Wow, yes. Thank you!

You mention forty degree angle of attack, too. That probably would interrupt ACARS transmissions or at least make them less likely to succeed. It also extends the search range more along the reverse path and to the West. (Takata has good points about the currents and drift that cannot be totally ignored.)

The extreme angle of attack still means 120 degrees (round numbers) of relatively safe turn in clear air in a minute. I suspect in turbulence the more conservative figures would be used. So we do end up with a small donut hole in the South through and South East portions of the region around 02:10:34's report.

The next serious question is whether or not they thought they had a reason to head backwards. I can think of many. But more experienced pilots would do better than my guesses and imagination.
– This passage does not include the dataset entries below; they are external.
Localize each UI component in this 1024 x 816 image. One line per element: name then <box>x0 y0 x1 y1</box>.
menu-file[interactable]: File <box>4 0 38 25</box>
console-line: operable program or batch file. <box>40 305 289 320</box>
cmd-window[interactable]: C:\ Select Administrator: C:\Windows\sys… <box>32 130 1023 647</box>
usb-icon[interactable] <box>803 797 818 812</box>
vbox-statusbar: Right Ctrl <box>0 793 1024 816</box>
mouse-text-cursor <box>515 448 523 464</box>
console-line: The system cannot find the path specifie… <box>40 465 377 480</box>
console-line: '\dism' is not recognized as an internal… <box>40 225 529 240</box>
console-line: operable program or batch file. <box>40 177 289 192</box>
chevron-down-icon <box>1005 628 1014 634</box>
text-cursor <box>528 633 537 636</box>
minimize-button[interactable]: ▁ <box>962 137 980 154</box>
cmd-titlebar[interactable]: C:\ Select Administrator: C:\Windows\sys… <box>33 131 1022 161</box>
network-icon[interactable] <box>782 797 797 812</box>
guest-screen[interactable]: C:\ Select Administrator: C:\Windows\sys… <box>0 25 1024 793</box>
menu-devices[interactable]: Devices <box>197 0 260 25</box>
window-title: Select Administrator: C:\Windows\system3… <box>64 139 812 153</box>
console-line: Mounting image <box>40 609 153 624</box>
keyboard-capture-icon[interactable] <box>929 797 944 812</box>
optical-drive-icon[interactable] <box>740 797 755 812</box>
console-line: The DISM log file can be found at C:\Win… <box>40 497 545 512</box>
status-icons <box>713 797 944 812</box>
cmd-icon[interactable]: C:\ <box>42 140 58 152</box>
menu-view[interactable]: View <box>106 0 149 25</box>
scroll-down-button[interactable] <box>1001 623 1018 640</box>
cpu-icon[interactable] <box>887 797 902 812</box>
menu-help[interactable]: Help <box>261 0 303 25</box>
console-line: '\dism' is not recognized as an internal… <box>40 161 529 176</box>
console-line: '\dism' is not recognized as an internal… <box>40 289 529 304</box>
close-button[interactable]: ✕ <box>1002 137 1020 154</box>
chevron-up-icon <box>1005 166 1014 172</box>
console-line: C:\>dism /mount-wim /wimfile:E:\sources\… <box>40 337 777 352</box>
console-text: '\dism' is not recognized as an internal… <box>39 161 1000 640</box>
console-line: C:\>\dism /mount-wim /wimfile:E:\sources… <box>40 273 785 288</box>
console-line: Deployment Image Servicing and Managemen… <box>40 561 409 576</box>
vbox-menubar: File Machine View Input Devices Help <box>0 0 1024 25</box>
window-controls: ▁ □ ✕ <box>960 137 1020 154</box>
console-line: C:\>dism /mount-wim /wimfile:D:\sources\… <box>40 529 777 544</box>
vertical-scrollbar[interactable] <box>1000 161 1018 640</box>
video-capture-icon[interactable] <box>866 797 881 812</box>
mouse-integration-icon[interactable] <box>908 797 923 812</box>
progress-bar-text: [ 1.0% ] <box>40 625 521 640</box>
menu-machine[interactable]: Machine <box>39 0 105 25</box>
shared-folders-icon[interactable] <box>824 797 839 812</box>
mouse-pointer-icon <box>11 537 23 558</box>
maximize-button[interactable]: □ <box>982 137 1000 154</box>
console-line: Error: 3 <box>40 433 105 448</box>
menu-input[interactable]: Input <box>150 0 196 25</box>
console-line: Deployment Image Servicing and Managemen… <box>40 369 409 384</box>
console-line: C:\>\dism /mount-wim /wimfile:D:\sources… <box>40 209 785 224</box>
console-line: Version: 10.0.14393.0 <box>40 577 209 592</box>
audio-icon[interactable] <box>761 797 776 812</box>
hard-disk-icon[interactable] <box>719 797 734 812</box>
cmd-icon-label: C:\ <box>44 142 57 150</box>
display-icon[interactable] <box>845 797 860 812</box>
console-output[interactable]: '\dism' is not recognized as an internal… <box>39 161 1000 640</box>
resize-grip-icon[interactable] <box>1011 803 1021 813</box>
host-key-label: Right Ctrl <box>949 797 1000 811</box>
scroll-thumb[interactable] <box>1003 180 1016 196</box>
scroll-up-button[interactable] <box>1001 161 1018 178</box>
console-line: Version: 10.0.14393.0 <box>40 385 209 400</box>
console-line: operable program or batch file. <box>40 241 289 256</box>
It MIGHT be simpler to presume they decided to go around the storm to the left at the last moment and banked sharply for as much as a 90 degree turn. That puts them 5 miles West at the end of the turn as well as 5 miles further North (sort of rounded upwards and kept at convenient numbers for a SWAG.) Then there are (at least) three more minutes to account for. Plotting those kinds of estimates along top of takata's data will probably help form better estimates. Since takata has the originals I hope this plotting is added and reposted. (chuckle - not that I'm about to swim out there and try to find the plane myself or participate in the effort. It just might help figure out what the pilots are likely to have done during the period they may have maintained control. There might be a dollop of education that can come from it. At least it might start to dispel what begins to sound like conspiracy theories by declaring some scenarios are flat impossible.)